Daniel Ray Mataska died in his sleep in October 2012 at the age of 17. Daniel was mentally challenged and had epilepsy but didn’t have a seizure the night he died. According to his doctors, Daniel died of natural causes.
“I put him to bed at 7:30 that night,” said Daniel’s mother Jennifer. “Reflecting back, I can only be grateful that he had a wonderful day. We laughed and played together. When I put him to bed, I held his face in my hands and said, “Mommy loves you, Daniel. I’ll see you in the morning. How could I possibly know those would be the last words I would ever say to him?”
Jennifer said she checked on Daniel at 8:30, 9:15 and again at 10 that night. Everything was fine. “At 11:00 I checked on him one last time,” she said. “His covers were at his chest, and I thought that he might get cold so I went to his bed to pull them up. When I touched his cheek, he was cold, and I remember thinking he shouldn’t be that cold. In that split-second, I knew. I knew he was already gone. It was the worst moment of my life. I loved my son with all my heart, and I am devastated that he is no longer with me.”

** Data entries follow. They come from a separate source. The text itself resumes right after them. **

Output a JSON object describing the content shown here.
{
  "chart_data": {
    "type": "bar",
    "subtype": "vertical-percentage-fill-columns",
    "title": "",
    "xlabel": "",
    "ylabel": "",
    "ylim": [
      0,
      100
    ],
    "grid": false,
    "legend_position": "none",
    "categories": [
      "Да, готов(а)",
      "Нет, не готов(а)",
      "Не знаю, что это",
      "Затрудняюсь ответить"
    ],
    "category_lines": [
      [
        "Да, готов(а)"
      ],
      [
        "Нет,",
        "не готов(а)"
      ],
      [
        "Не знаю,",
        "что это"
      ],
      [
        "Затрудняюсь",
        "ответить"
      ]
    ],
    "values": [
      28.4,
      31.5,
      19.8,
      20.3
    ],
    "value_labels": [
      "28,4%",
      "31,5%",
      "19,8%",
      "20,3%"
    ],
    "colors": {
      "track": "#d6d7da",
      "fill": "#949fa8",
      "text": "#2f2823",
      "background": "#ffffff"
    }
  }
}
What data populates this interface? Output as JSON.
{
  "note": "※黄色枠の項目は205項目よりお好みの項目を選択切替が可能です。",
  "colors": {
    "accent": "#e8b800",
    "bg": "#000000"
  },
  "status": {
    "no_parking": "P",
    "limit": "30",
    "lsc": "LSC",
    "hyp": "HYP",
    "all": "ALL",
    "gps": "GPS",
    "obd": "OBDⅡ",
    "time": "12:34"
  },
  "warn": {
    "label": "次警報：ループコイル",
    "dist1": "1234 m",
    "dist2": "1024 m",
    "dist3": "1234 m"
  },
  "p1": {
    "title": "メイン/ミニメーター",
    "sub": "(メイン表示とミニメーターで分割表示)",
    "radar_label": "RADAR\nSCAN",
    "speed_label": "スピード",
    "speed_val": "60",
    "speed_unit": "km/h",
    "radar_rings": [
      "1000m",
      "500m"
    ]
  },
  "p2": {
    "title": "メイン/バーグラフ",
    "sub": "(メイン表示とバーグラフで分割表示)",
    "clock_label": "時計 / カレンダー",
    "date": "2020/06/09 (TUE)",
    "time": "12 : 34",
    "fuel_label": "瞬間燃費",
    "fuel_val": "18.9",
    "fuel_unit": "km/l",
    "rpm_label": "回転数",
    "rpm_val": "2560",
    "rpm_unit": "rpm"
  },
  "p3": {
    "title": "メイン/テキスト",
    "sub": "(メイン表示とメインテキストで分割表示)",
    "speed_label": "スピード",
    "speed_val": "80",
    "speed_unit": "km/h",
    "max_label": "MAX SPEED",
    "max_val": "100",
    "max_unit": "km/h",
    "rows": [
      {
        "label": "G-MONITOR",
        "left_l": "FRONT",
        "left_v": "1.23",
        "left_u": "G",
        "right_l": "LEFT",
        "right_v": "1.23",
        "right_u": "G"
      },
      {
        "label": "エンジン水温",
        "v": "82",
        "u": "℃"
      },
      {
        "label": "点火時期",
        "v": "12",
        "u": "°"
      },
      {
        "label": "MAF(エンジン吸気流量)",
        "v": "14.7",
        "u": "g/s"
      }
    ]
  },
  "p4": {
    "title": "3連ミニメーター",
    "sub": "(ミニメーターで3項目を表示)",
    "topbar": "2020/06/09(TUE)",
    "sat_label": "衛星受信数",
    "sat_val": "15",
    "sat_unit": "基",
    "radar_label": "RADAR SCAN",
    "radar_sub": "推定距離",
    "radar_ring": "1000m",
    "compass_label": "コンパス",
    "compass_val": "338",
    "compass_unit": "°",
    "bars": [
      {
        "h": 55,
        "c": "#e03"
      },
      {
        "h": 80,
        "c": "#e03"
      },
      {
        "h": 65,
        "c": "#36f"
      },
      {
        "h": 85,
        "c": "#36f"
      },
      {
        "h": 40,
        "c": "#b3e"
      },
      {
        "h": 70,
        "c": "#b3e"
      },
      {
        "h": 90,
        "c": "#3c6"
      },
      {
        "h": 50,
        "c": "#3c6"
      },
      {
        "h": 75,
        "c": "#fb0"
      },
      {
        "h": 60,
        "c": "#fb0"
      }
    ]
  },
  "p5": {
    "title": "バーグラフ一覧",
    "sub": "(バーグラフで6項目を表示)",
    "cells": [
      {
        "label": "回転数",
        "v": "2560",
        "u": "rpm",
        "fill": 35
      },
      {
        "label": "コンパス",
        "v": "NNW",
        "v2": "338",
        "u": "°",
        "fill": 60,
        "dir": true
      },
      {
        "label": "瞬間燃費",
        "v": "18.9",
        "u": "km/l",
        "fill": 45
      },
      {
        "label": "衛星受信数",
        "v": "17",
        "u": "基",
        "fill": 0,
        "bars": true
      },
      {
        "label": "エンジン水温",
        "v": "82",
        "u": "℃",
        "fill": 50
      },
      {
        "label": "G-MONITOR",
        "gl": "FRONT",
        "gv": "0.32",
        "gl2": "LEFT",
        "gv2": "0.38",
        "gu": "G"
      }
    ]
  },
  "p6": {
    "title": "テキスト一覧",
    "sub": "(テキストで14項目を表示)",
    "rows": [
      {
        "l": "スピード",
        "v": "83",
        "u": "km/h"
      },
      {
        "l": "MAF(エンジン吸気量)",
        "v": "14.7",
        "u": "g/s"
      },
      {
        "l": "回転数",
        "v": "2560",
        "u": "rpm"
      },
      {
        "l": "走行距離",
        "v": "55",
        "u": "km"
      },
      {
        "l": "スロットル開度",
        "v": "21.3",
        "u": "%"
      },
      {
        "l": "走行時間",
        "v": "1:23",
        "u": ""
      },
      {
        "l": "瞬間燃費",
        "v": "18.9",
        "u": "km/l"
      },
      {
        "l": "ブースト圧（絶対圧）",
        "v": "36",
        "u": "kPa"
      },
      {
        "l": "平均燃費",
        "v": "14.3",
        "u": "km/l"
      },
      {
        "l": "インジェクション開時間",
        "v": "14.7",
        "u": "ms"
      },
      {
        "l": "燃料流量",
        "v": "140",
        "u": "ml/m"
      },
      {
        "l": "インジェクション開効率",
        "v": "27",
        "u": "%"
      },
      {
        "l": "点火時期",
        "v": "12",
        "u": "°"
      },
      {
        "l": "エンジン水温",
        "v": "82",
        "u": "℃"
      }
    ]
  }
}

Jennifer said Daniel was full of joy – he loved everyone and everything made him happy. “Everyone was his best friend,” Jennifer said. “He was an innocent little boy in a 17 year old body.”
When asked why she chose to donate Daniel’s tissue, Jennifer said it’s what Daniel would have wanted. “He suffered quite a bit in this lifetime because of his disability, but he always gave away everything he could to make others happy.
Jennifer wrote in his obituary, “Daniel lives now as he was meant to be. Although he was limited in this life, Daniel had a joy that most of us lost long before we were old enough to remember that we once had it. He was always enthralled by a story at bedtime. He was always amazed by the gumball machine. He was always delighted to find that Winnie the Pooh was still under his covers when he went to sleep. He was always a believer in the basic goodness and kindness of people. He was always forgiving when you hurt his feelings through no fault of his own but because you carried the weight of the world on your shoulders and took it out on him. He was always happy to see you, even when you let him down because you forgot that he would gladly choose to carry his own burdens if he could. He was always willing to open his arms and his heart. He was always completely and totally in love with you. He was always a little boy who never found the road to becoming an adult and was the better person because of it. Our lives will never be the same without him and we long for the day that we see him again.”
When Daniel died, the City of Harker Heights planted a tree for him in the local park. It made the front page of the paper. “He touched a lot of people just by having a pure and beautiful heart.”